Este texto foi publicado originalmente no blog da Margem Editora, em 17 de março de 2022.




escrever


como se isso pudesse enfim me salvar do que tanto acredito escapar.




escrever


já faz tanto tempo que me arrasto pelo corredor


que perdi a referência de hora minuto dia ou noite


como se fosse infinita a vida que me habita


como se fosse calma e contida


a emoção de me perceber viva.


se eu soubesse ao menos tirar daqui de dentro


a carne que me compõe, mas que também já apodreceu


como se eu pudesse amputar o sentimento de não pertença


e a vontade infinita de ser amada.




escrever


ser incongruente na fala e nas palavras que registro


aqui, ali, em todo lugar


como se ao registrar num léxico


eu alcançasse a liberdade de ser


como se ao rabiscar essas palavras letras espaços


eu me permitisse a coragem de perder o controle.




escrever


um modo de registrar estes pensamentos-flexas


que me atravessam, me machucam e também me suportam.

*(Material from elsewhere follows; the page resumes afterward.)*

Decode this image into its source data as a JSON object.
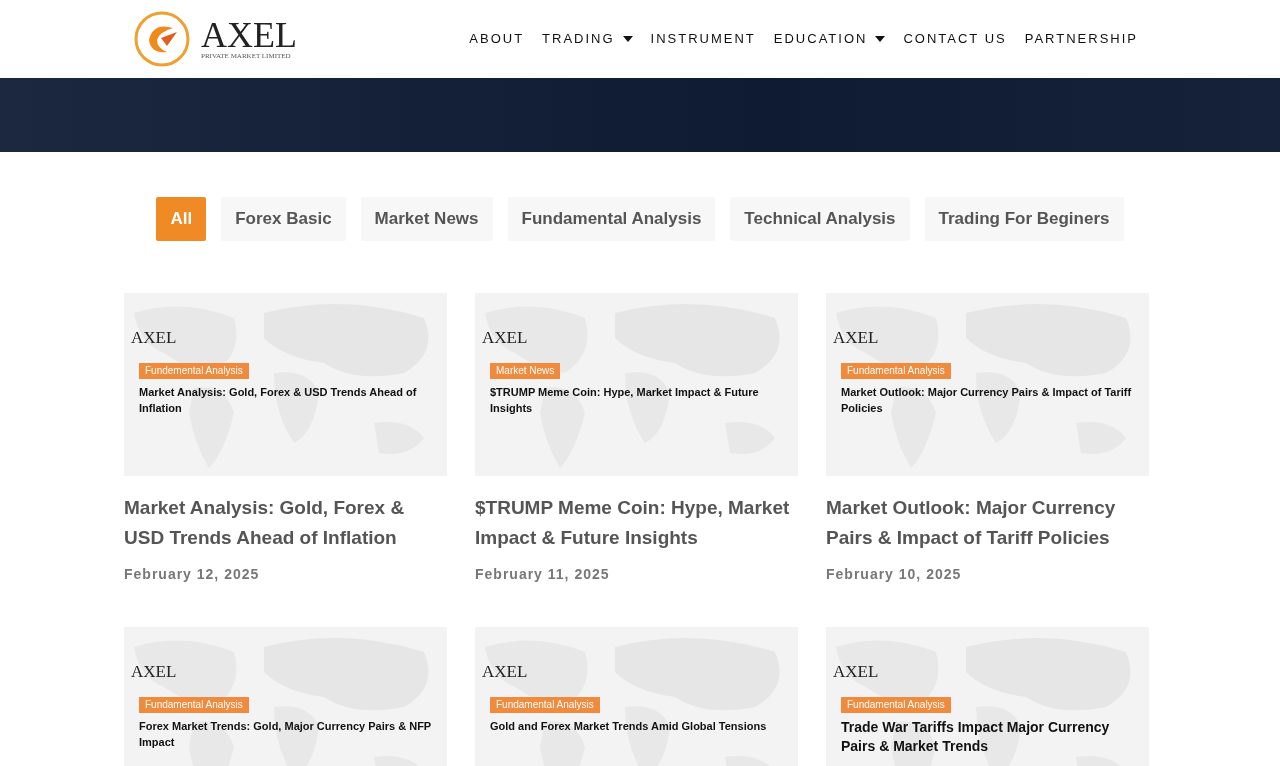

se eu contasse a vocês o que se passa do lado de dentro,


talvez eu não precisasse fugir


- porque vocês já́ teriam corrido primeiro.



escrever


como se ao me afastar de tudo e todos


eu parasse de tentar ser aquilo que não suporto


e, então, poderia vagar por todos os espaços


sem me sentir perdida, apenas sem direção.



escrever


como um modo antigo, tosco e quase inocente de sobrevivência


ser frágil em toda intensidade que o papel e caneta permitem.




escrever


pois aqui tenho-me inteira


e ninguém precisa levar se não for levar tudo.